Re: Il rifiuto della comunità.

Inviato da  prealbe il 27/11/2007 0:29:51
Adesso posto un altro articolo. Breve premessa: se qualcuno, dopo lo scambio di post che ha fatto seguito a quello di Fini, intendesse di nuovo rispondere con considerazioni psico-social-economico-esistenziali sull’autore - che, per inciso, non so neanche chi sia - anziché su ciò che c’é scritto nell’articolo, può automaticamente ritenersi - con rispetto parlando e amichevolmente - mandato a cagare dal sottoscritto senza passare dal via.


Prealbe


Citazione:
L’individuo e la relazione con una comunità d’appartenenza
di Claudio Risé

A sinistra si discute con preoccupazione della consunzione delle categorie politiche postilluministe: l’idea stessa di destra e sinistra e, soprattutto, lo sbriciolamento degli Stati nazionali.
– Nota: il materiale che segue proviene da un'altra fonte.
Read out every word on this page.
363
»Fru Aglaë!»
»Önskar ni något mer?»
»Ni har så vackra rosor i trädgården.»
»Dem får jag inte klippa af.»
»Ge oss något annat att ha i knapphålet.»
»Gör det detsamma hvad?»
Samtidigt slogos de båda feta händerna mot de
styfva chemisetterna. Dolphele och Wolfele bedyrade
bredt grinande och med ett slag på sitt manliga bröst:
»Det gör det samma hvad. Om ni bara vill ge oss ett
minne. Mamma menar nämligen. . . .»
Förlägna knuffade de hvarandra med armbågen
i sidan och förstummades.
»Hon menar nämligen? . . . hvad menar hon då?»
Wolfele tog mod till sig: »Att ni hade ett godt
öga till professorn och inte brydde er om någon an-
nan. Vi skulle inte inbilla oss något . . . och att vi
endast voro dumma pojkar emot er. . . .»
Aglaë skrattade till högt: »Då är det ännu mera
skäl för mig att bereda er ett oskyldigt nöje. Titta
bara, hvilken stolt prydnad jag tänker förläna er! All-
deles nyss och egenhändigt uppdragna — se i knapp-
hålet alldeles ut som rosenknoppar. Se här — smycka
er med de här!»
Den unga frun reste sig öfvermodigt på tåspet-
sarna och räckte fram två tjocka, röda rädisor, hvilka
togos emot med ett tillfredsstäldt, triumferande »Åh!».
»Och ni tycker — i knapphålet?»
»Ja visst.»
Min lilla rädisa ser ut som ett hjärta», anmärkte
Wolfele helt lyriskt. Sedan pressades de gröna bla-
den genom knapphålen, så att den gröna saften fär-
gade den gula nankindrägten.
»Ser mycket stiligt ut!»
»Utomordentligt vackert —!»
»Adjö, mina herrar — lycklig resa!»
Per inciso, non sarebbe male se anche la Casa delle Libertà desse più spazio a questi temi, tra una barzelletta e uno scorcio di autoreggente. Michele Salvati, che è uomo di sinistra intelligente e informato, in un ampio articolo sul Corriere della Sera ha segnalato lacune e superficialità di diversi libri sul tema, in particolare Destra e sinistra, di Marco Revelli.
Se ho ben capito, il ragionamento di Salvati è questo. È vero che le categorie di destra e sinistra tradizionalmente intese faticano a capire il mondo di oggi, e in particolare la globalizzazione. Il fatto è - argomenta con ragione Salvati - che «la destra e sinistra liberali, e in fondo anche socialiste, hanno sempre faticato ad affrontare problemi che trascendono l’individuo, che sono radicati in un “noi” che precede l’affermazione dei diritti individuali. Un noi nazione, comunità religiosa, etnica, culturale».
Ciò di cui Salvati qui parla, col fastidio caratteristico del pensiero postilluminista, è anche quella che la scienza della politica chiama “nazione organica”, contrapponendola appunto agli Stati nazionali, costituiti essenzialmente da dispositivi giuridici e burocratici.
Spesso, lamenta Salvati, «le ragioni del noi prevalgono sulle rivendicazioni dell’io. È in nome di qualche noi che si sono mobilitate le masse e fatte guerre e rivoluzioni». Contro questi pericolosi “noi” Salvati propone che la parola passi a una «destra e sinistra individualistiche», attuali «eredi di quelle formatesi nell’esperienza postilluminista europea».
Si metta dunque francamente al centro l’individuo, sbarazzandosi dei pericolosi “noi” («etnici, religiosi, nazionali, comunitari, più raramente di classe», secondo Salvati), che tendono a coinvolgerlo e fagocitarlo.
Il fatto è, però, che senza appartenenze che lo trascendano l’individuo non è un io. È solo un potenziale componente di masse in cui cerca l’identità di cui si sente privo. Identità che invece nel corso della storia l’individuo ha sempre trovato in appartenenze dotate di senso, in “noi”, come la comunità religiosa, locale, la nazione organica (non lo “Stato nazionale”), la cultura condivisa attraverso una tradizione.
I totalitarismi del Novecento hanno sostituito questi “noi”, che permettevano all’individuo di dire “tu”, e quindi di sentirsi “io”, con masse unite dall’ideologia e identificate negli Stati nazionali. Sono le ideologie totalitarie, intellettuali, degli Stati, con le quali si è cercato di espiantare l’individuo dal proprio contesto umano e religioso, che hanno portato alle guerre e alle rivoluzioni armate, non le appartenenze trascendenti in cui ogni io affonda, da subito, le sue radici e le sue possibilità di sviluppo.
Se la globalizzazione mettesse al proprio centro, come sembra proporre Salvati, l’individuo, negando l’importanza delle appartenenze affettive e simboliche che gli conferiscono identità, diventerebbe l’organizzatrice di un totalitarismo globale ancora peggiore di quelli, nazionali, che hanno insanguinato il Novecento.